Três poemas de Mário Baggio








Informe da situação

Fiquei sabendo que perguntaste por mim.

Pouco te posso contar,
embora não me faltem recordações.
De amor recolhido me afogo.
De solidão, transbordo.
Ainda sofro com o inverno,
e só o sol é capaz de me dar alguma alegria.

Às vezes, quando me acumulo de palavras,
chateio meus amigos com minha verborragia.
Para conselhos, prefiro o espelho.
Deixei de chamar por teu fantasma.
Estou perigosamente calmo.
Mudei de casa, troquei de carro, comprei um cachorro.
Enchi milhares de folhas com as letras, palavras, frases
que me assaltam nas noites de insônia.

Como tu podes ver, alguma coisa mudou.
Ah, ia me esquecendo: voltei a sonhar.
Hoje tenho tudo de quase nada,
que é o mais perto que se pode chegar de ser feliz.

O que te posso dizer é: entre mim e ti
guarda segredo, por favor!
o único que me faz falta de verdade
são os beijos.

Os teus.






O barraco da Ceição

Quatro cômodos num só barracão,
como é pequena a casa da Ceição!
O banheiro é separado,
que as necessidades são feitas em privado.

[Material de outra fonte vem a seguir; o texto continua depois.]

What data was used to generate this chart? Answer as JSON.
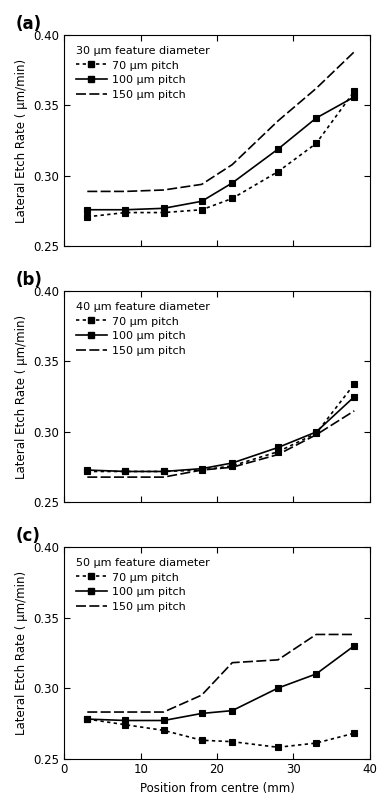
{
  "subplots": [
    {
      "label": "(a)",
      "title": "30 μm feature diameter",
      "series": [
        {
          "name": "70 μm pitch",
          "x": [
            3,
            8,
            13,
            18,
            22,
            28,
            33,
            38
          ],
          "y": [
            0.271,
            0.274,
            0.274,
            0.276,
            0.284,
            0.303,
            0.323,
            0.36
          ]
        },
        {
          "name": "100 μm pitch",
          "x": [
            3,
            8,
            13,
            18,
            22,
            28,
            33,
            38
          ],
          "y": [
            0.276,
            0.276,
            0.277,
            0.282,
            0.295,
            0.319,
            0.341,
            0.356
          ]
        },
        {
          "name": "150 μm pitch",
          "x": [
            3,
            8,
            13,
            18,
            22,
            28,
            33,
            38
          ],
          "y": [
            0.289,
            0.289,
            0.29,
            0.294,
            0.308,
            0.339,
            0.362,
            0.388
          ]
        }
      ]
    },
    {
      "label": "(b)",
      "title": "40 μm feature diameter",
      "series": [
        {
          "name": "70 μm pitch",
          "x": [
            3,
            8,
            13,
            18,
            22,
            28,
            33,
            38
          ],
          "y": [
            0.272,
            0.272,
            0.272,
            0.273,
            0.276,
            0.286,
            0.299,
            0.334
          ]
        },
        {
          "name": "100 μm pitch",
          "x": [
            3,
            8,
            13,
            18,
            22,
            28,
            33,
            38
          ],
          "y": [
            0.273,
            0.272,
            0.272,
            0.274,
            0.278,
            0.289,
            0.3,
            0.325
          ]
        },
        {
          "name": "150 μm pitch",
          "x": [
            3,
            8,
            13,
            18,
            22,
            28,
            33,
            38
          ],
          "y": [
            0.268,
            0.268,
            0.268,
            0.273,
            0.275,
            0.284,
            0.298,
            0.315
          ]
        }
      ]
    },
    {
      "label": "(c)",
      "title": "50 μm feature diameter",
      "series": [
        {
          "name": "70 μm pitch",
          "x": [
            3,
            8,
            13,
            18,
            22,
            28,
            33,
            38
          ],
          "y": [
            0.278,
            0.274,
            0.27,
            0.263,
            0.262,
            0.258,
            0.261,
            0.268
          ]
        },
        {
          "name": "100 μm pitch",
          "x": [
            3,
            8,
            13,
            18,
            22,
            28,
            33,
            38
          ],
          "y": [
            0.278,
            0.277,
            0.277,
            0.282,
            0.284,
            0.3,
            0.31,
            0.33
          ]
        },
        {
          "name": "150 μm pitch",
          "x": [
            3,
            8,
            13,
            18,
            22,
            28,
            33,
            38
          ],
          "y": [
            0.283,
            0.283,
            0.283,
            0.295,
            0.318,
            0.32,
            0.338,
            0.338
          ]
        }
      ]
    }
  ],
  "ylim": [
    0.25,
    0.4
  ],
  "xlim": [
    0,
    40
  ],
  "yticks": [
    0.25,
    0.3,
    0.35,
    0.4
  ],
  "xticks": [
    0,
    10,
    20,
    30,
    40
  ],
  "ylabel": "Lateral Etch Rate ( μm/min)",
  "xlabel": "Position from centre (mm)",
  "marker_size": 4,
  "linewidth": 1.2
}
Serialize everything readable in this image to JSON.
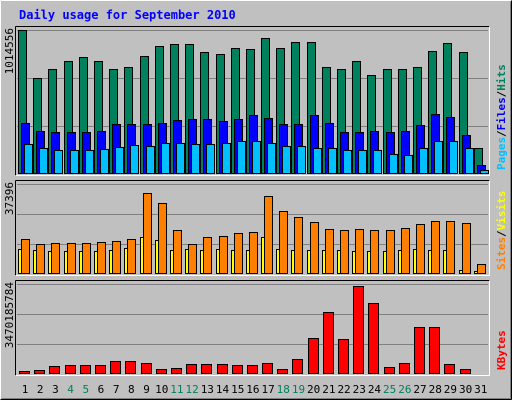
{
  "title": "Daily usage for September 2010",
  "chart_data": [
    {
      "type": "bar",
      "panel": "hits-files-pages",
      "ymax_label": "1014556",
      "ylim": [
        0,
        1014556
      ],
      "legend": {
        "hits": {
          "label": "Hits",
          "color": "#00805c"
        },
        "sep1": "/",
        "files": {
          "label": "Files",
          "color": "#0000ff"
        },
        "sep2": "/",
        "pages": {
          "label": "Pages",
          "color": "#00c0ff"
        }
      },
      "series": [
        {
          "name": "Hits",
          "color": "#00805c",
          "values": [
            1014556,
            677780,
            738617,
            798140,
            824710,
            793418,
            742692,
            752805,
            834432,
            903223,
            916854,
            916854,
            861097,
            846887,
            887441,
            880349,
            956379,
            887441,
            930991,
            930991,
            752805,
            738617,
            798140,
            697030,
            738617,
            742692,
            753818,
            869215,
            923941,
            860086,
            185493
          ]
        },
        {
          "name": "Files",
          "color": "#0000ff",
          "values": [
            362484,
            305777,
            298685,
            298685,
            298685,
            305777,
            355391,
            355391,
            355391,
            362484,
            383763,
            390856,
            390856,
            376670,
            390856,
            418222,
            397949,
            355391,
            355391,
            418222,
            362484,
            298685,
            298685,
            305777,
            298685,
            305777,
            348298,
            425314,
            404030,
            275786,
            60000
          ]
        },
        {
          "name": "Pages",
          "color": "#00c0ff",
          "values": [
            213000,
            180000,
            166000,
            166000,
            166000,
            173000,
            187000,
            202000,
            194000,
            216000,
            216000,
            208000,
            208000,
            216000,
            230000,
            230000,
            216000,
            194000,
            194000,
            180000,
            180000,
            166000,
            166000,
            166000,
            144000,
            137000,
            180000,
            230000,
            230000,
            180000,
            30000
          ]
        }
      ]
    },
    {
      "type": "bar",
      "panel": "sites-visits",
      "ymax_label": "37396",
      "ylim": [
        0,
        37396
      ],
      "legend": {
        "visits": {
          "label": "Visits",
          "color": "#ffff00"
        },
        "sep": "/",
        "sites": {
          "label": "Sites",
          "color": "#ff8000"
        }
      },
      "series": [
        {
          "name": "Visits",
          "color": "#ffff00",
          "values": [
            10500,
            9800,
            9600,
            9400,
            9400,
            9600,
            10000,
            10800,
            15400,
            14300,
            9800,
            10500,
            9800,
            10500,
            9800,
            10000,
            15400,
            10500,
            10000,
            9800,
            9800,
            9800,
            9400,
            9400,
            9600,
            9800,
            10500,
            10000,
            10000,
            1600,
            1200
          ]
        },
        {
          "name": "Sites",
          "color": "#ff8000",
          "values": [
            14500,
            12600,
            12900,
            13000,
            12800,
            13100,
            13800,
            14500,
            33800,
            29600,
            18200,
            12600,
            15200,
            15800,
            17100,
            17400,
            32500,
            26000,
            23700,
            21800,
            18800,
            18300,
            18500,
            18300,
            18200,
            19300,
            20700,
            22000,
            22000,
            21200,
            4300
          ]
        }
      ]
    },
    {
      "type": "bar",
      "panel": "kbytes",
      "ymax_label": "3470185784",
      "ylim": [
        0,
        3470185784
      ],
      "legend": {
        "kbytes": {
          "label": "KBytes",
          "color": "#ff0000"
        }
      },
      "series": [
        {
          "name": "KBytes",
          "color": "#ff0000",
          "values": [
            110000000,
            160000000,
            300000000,
            350000000,
            350000000,
            350000000,
            520000000,
            520000000,
            430000000,
            200000000,
            240000000,
            400000000,
            400000000,
            390000000,
            350000000,
            350000000,
            430000000,
            180000000,
            570000000,
            1370000000,
            2380000000,
            1340000000,
            3400000000,
            2720000000,
            280000000,
            440000000,
            1800000000,
            1800000000,
            400000000,
            200000000,
            0
          ]
        }
      ]
    }
  ],
  "days": [
    "1",
    "2",
    "3",
    "4",
    "5",
    "6",
    "7",
    "8",
    "9",
    "10",
    "11",
    "12",
    "13",
    "14",
    "15",
    "16",
    "17",
    "18",
    "19",
    "20",
    "21",
    "22",
    "23",
    "24",
    "25",
    "26",
    "27",
    "28",
    "29",
    "30",
    "31"
  ],
  "weekend_days": [
    "4",
    "5",
    "11",
    "12",
    "18",
    "19",
    "25",
    "26"
  ],
  "colors": {
    "background": "#c0c0c0",
    "title": "#0000ff",
    "day_label": "#000000",
    "weekend_label": "#00805c",
    "grid": "#808080"
  }
}
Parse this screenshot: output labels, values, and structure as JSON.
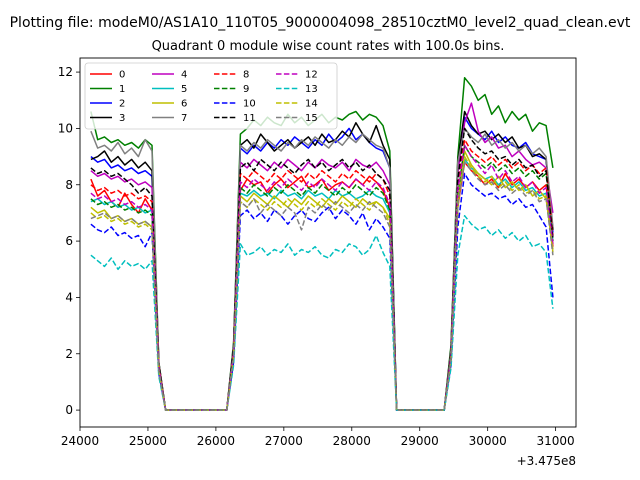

A mãe velhinha e o marido desempregado,
o filho ainda bebê, a filha com corpão-violão,
e o irmão que só cuida do penteado —
todos vivem ali no barraco da Ceição,
repartindo juntos o mesmo quadrado.

Pra se ter um pouco de alívio
é preciso se trancar no banheiro,
o vaso é a poltrona que falta na sala.
Como lá ninguém toma Activia,
gasta-se muito tempo naquele cantinho,
cagando e pensando na existência,
na eterna falta de dinheiro
e na sorte de se ter por perto
uma mulher como a Ceição,
que só sabe sorrir,
e este barracão,

onde cabe um mundo inteiro.






O que não se vê

A noite desce em aguaceiro.
As ruas, os carros e os pedestres se empapam:
isso é o que se vê e o que se sabe.

Mas não se sabe
quantas adolescentes, a salvo da chuva,
ficaram grávidas,
impossível adivinhar
quantos homens, saindo do trabalho,
se protegeram do temporal no escuro do cinema pornô,
difícil somar
o número de mulheres espancadas
sob o teto seco das casas em que moram.

As câmeras de segurança,
instaladas no alto dos portais,
não capturam tudo,
não registram as coisas que não se veem
nas avenidas e becos.

A madrugada mastiga a noite,
a chuva estanca,
mas as ruas continuam molhadas.
São demasiadas as lágrimas
que inundam a cidade.












Mário Baggio é paranaense de Ribeirão Claro. Vive há mais de quarenta anos em São Paulo. Publicou três livros de contos: A (extra)ordinária vida real (2016, Autografia), A mãe e o filho da mãe e outros contos (2017, Autografia) e Espantos para uso diário (2019, Coralina). Alimenta diariamente o blog Homem de Palavra com sua produção literária.